Correctness: The claims and method are correct.
Clarity: The paper is clearly presented. It would be better to further smooth the the relationship between section 3.1, 3.2, and the objective functions in section 3.3.
Relation to Prior Work: The authors introduce style-based generator and interpretable representation in the related work part. I think the introduction to the prior work is sufficient.
Reproducibility: Yes
Additional Feedback: It is expected to compare the contribution of intra-group and intro-group embedding to the final result, so as to show the effectiveness of each module in the SariGAN.
Summary and Contributions: This paper focuses on learning to disentangle latent factors in image generation tasks. Considering that existing work “styleGAN” can only embed latent code into different image resolutions and control scale-aware image styles, the authors propose to learn a semantic-aware manipulation (on feature channels) by a learned AdaGN operation. Particularly, this disentanglement is achieved by proposing a feature channel clustering module and embedding latent codes into both intra-groups and inter-groups. The resultant synthesized images show SOTA performance on a broad range of image synthesis tasks, including unconditional image generation (on CATs, CARs, and FFHQ face), and conditional image inpainting tasks.
Strengths: 1. This paper proposes to solve a key problem that the latent space in image generation can be further disentangled (not only scale-aware, but semantic-aware) for high-quality generation results and good interpretable properties. 2. The framework of designing channel similarity grouping, and sematic-aware mapping (into both intra- and inter-group) are novel.

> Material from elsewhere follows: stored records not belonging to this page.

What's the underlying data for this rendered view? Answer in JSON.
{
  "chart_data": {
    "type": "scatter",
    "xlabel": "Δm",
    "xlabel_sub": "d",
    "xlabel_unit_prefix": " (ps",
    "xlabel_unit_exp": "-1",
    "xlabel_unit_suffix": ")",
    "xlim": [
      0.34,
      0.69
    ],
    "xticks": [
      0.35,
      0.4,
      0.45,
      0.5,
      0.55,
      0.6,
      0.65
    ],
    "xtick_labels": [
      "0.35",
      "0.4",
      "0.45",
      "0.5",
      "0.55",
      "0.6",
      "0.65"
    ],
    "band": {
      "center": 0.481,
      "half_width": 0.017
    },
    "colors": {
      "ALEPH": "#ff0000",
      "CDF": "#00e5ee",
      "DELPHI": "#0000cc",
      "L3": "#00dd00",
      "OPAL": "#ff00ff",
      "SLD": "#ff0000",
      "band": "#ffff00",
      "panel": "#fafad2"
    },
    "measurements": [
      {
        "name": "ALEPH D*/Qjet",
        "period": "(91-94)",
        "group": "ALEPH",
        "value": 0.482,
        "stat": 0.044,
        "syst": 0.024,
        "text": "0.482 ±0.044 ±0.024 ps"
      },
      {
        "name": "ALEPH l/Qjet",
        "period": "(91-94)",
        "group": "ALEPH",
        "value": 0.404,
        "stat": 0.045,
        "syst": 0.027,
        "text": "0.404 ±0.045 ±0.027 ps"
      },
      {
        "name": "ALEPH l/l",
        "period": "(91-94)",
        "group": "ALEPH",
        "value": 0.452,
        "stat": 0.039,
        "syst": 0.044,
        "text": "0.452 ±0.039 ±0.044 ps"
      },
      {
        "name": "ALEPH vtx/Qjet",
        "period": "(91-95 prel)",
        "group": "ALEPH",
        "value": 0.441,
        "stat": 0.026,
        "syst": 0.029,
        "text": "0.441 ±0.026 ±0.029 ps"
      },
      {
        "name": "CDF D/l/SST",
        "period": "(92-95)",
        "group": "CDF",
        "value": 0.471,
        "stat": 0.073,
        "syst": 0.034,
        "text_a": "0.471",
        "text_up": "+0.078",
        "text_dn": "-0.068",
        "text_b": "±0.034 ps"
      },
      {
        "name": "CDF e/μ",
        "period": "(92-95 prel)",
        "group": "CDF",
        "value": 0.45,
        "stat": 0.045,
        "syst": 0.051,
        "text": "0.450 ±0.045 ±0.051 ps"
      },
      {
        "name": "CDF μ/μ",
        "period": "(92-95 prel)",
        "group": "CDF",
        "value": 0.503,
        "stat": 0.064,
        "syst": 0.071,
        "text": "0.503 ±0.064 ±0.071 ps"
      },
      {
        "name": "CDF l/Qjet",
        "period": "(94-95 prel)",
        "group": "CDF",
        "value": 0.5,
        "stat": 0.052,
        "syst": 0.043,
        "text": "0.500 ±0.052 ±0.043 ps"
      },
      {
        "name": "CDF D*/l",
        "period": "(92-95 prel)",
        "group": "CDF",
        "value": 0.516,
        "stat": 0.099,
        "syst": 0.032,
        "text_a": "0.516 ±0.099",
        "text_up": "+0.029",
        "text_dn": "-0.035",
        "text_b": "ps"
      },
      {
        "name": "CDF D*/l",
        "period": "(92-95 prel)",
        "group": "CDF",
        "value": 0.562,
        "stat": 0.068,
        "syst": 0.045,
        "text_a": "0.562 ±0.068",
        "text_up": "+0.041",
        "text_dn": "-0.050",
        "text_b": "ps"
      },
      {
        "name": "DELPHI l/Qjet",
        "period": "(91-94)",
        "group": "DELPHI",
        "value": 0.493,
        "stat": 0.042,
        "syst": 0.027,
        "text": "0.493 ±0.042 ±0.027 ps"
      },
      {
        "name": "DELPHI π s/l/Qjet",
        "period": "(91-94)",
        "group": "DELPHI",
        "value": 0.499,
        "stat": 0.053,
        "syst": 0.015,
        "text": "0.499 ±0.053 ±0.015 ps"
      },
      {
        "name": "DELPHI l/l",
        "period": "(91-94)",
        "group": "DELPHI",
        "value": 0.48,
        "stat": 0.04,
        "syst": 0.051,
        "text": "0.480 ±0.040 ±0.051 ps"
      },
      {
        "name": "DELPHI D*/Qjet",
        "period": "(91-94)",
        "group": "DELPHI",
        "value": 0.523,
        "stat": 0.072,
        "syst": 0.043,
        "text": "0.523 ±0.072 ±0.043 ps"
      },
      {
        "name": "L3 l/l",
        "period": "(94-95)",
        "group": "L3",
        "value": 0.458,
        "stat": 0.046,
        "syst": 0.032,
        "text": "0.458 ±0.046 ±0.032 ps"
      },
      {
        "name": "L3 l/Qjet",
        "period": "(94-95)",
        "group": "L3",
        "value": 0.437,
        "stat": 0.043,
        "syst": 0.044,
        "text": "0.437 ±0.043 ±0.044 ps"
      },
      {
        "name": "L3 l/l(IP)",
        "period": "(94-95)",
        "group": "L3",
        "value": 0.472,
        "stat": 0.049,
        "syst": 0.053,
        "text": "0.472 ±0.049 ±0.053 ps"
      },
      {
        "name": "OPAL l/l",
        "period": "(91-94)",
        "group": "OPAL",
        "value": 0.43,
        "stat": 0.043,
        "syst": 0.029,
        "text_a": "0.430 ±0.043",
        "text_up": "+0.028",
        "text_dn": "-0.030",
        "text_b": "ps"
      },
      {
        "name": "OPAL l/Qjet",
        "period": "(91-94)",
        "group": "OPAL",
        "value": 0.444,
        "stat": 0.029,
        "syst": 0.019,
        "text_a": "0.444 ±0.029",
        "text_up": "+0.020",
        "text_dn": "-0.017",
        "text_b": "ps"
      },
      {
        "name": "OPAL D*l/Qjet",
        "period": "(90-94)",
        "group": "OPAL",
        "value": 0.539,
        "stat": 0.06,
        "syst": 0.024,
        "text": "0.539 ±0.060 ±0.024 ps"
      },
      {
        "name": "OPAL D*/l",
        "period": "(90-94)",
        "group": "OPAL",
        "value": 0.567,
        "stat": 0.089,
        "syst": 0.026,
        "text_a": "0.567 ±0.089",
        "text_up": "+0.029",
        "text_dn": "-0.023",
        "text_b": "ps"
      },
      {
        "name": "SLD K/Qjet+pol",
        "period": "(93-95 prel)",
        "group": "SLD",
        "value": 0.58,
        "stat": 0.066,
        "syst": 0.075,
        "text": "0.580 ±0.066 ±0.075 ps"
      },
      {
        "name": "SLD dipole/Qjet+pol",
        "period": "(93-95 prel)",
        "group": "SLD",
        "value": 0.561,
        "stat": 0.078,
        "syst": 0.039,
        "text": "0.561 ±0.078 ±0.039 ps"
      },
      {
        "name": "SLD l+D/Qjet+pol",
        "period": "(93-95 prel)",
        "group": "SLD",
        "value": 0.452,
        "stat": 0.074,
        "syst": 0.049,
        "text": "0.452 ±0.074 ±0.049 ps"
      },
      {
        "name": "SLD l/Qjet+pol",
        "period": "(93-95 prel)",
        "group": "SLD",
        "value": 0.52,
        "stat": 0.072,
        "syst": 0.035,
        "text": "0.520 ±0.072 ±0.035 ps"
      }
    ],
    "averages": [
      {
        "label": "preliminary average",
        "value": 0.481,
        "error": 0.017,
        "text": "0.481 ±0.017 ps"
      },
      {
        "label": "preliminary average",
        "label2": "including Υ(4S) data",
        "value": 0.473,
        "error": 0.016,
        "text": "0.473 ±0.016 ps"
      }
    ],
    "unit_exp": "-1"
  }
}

I think this is a reasonable and solid design for learning fine-grained semantics. 3. The paper is well-written, and the experimental comparison, ablation study, and case studies are comprehensive in validating the effectiveness of the proposed method.
Weaknesses: 1. This paper is suggested to add some details on the discriminator architectures (e.g., how many layers used for different datasets) 2. Will the code be released in the future for a better reproducibility?
Correctness: Yes. The claims and the method are correct. The empirical methodology is correct.
Clarity: Yes. this paper is very clear and well-written.
Relation to Prior Work: Yes. The differences between this work and some previous contributions are clearly discussed in this paper.
Reproducibility: Yes
Additional Feedback: [After rebuttal] After reading the rebuttal and other reviewers' comments, I keep my original rate.